Lunch (again!) was fabulous, and I (again!) had spaghetti. You pronounce the Ts distinctly here, as if savoring a noodle as it slides down. I'm learning to twirl. Oh, and Patrick has also taught us how to cut the bread, from the soft inside out to the crust. It works.

We stopped at Gran Caffe Siubbe Rosse Restaurant for gelato. I had strawberry and lemon: Perfecto!! Lots of famous writers have been to this renowned literary café, and now we've joined them.

Our group passed some street people on the way out of the city, and I noticed that they use more of a religious ploy here: begging on knees with hands outstretched. There was one young man with a twisted foot and a white dog, and his face haunts me still.

The train was late, so we had water in the station. I've consumed more water here than I do in a month in America. Carbonated, non-carbonated ("with or without gas"), poured from lovely jugs. I'd like to have a wall of these beautiful bottles and jugs.

Finally, the train came and Patrick shared his train tactics: "Sit on the opposite side, in the sun. You'll be shaded on the way back, and have a nice view of Cortona as it approaches."

The air was noticeably cooler in Cortona, and it was good to be "home." Patrick and the taxi driver chattered, and I thought I heard the words "aroma" and "orgy." We wondered if perhaps the driver thought we smelled bad. Turned out that he was talking about Rome (Roma) and Today (oggi.)

Taxied straight to Fufluns for dinner. Holly was craving a cheeseburger and fries, and some time was spent in deliberating various ways to request a burger (folded in a calzone? In a Panini?).

Participants paying package prices for Toscana Americana's all-inclusive week are well-satisfied, as Patrick is more than magnanimous with menu choices. ("Whatever you want" is another Patrick Mahoney favorite. "Whatever you want.") It was here at Fufluns that I decided to try just a tiny taste of wine, lifesaving Epipen at the ready in case of anaphylactic shock. Guess what?! No reaction. Suzanne clicked a picture, and we all studied my skin for hives. None. Another sip, then another. No wheezing; no swelling. I was just fine, and drinking wine. Patrick attributed this to the fact that I was now drinking a wine that had integrity. No Boone's Farm here, just the fruits of nearby valleys in rich shades of claret and burgundy and crimson. I don't remember the names, but it was all good.

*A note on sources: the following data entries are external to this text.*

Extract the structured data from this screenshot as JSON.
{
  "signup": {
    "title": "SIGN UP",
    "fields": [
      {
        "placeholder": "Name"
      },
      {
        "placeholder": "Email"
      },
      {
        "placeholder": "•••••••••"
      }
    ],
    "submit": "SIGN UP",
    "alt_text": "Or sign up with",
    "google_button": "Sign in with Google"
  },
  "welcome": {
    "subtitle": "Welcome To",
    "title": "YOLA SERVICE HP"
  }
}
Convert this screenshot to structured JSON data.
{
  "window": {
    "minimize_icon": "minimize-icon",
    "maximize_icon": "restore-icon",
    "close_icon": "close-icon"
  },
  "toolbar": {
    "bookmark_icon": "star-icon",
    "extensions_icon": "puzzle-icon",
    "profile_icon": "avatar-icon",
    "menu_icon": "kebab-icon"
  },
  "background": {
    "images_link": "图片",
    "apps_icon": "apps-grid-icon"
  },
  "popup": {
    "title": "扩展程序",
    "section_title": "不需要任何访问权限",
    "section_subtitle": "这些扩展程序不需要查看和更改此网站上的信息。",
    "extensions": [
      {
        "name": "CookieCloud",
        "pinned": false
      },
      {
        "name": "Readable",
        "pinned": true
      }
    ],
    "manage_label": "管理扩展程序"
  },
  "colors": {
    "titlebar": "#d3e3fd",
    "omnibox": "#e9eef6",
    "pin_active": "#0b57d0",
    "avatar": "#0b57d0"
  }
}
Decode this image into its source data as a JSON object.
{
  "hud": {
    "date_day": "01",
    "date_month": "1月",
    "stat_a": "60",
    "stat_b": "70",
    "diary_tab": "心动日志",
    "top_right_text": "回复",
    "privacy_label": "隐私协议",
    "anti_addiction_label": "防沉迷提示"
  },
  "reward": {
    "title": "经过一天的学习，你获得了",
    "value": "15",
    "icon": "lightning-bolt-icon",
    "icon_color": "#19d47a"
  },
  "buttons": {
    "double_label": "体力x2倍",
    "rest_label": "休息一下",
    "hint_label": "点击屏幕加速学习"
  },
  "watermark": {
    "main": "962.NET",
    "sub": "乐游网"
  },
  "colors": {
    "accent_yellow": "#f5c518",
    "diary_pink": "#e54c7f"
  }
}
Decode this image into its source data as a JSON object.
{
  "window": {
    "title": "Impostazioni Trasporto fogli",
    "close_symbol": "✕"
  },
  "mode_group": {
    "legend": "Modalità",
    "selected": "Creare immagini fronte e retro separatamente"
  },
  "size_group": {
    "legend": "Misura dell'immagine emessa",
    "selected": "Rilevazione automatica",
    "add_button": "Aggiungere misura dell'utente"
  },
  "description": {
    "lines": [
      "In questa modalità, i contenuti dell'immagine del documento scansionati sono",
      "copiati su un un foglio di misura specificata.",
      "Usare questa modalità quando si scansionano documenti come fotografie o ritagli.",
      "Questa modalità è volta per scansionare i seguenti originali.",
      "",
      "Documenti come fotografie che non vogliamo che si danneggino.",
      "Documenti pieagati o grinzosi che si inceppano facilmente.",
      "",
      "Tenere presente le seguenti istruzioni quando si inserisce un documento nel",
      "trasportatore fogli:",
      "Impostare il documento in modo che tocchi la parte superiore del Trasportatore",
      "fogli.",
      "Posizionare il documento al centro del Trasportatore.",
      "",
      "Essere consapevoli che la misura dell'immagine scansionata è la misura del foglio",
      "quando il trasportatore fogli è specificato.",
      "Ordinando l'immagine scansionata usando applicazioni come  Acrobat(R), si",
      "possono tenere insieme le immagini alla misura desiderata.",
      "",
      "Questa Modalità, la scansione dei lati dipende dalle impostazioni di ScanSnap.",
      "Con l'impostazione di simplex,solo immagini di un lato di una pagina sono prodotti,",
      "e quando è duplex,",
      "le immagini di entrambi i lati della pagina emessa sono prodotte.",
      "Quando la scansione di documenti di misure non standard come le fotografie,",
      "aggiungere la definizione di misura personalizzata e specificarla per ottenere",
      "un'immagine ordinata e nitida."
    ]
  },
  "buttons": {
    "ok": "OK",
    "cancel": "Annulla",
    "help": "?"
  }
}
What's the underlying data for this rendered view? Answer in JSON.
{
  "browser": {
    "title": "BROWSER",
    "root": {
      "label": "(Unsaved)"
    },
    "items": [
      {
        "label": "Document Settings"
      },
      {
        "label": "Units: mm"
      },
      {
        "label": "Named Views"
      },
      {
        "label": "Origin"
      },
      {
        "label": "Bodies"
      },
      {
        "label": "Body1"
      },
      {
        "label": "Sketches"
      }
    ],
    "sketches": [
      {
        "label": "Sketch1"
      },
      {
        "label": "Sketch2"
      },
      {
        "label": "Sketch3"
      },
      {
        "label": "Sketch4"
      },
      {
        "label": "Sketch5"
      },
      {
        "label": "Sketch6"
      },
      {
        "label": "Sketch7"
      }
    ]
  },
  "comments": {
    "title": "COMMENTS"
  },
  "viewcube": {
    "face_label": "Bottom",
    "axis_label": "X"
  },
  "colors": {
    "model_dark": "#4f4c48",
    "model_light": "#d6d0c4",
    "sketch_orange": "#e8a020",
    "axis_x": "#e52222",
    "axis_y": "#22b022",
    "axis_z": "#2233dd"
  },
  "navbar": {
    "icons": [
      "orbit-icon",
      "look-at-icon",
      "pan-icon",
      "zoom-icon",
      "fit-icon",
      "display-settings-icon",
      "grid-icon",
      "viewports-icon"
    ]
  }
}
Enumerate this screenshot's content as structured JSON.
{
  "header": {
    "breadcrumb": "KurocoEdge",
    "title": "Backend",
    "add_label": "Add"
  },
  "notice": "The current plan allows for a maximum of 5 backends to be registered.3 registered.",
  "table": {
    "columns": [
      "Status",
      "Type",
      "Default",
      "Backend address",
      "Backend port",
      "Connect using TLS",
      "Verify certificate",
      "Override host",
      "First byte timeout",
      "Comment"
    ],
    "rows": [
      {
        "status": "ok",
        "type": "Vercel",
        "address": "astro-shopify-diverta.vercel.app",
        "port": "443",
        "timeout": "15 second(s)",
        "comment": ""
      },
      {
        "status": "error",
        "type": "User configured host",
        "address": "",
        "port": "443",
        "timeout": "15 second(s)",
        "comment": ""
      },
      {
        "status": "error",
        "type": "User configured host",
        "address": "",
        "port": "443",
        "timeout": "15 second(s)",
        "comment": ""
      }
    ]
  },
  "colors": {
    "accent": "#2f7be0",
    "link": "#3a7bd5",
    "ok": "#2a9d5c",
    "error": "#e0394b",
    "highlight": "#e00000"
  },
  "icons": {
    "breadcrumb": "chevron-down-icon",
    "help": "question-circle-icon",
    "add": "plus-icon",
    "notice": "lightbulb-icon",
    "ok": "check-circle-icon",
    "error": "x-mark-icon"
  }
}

After a plateful of Fuma pasta (another one!) and a lemon frozen, hollowed, and filled with refreshing lemon gelato, another night had ended.

Toscana Americana not only covers the food and the tours and the rooms and the view, but they've got your back when it comes to cabs, too. We were taxied happily through the week, whenever we wanted, wherever we wanted.

Bidding Buona Notte to our cabbie, we headed back into the Hotel Oasi, reclaiming our heavy room keys from the ever-cheerful desk clerk, and went off to sleep the sleep of the blessed.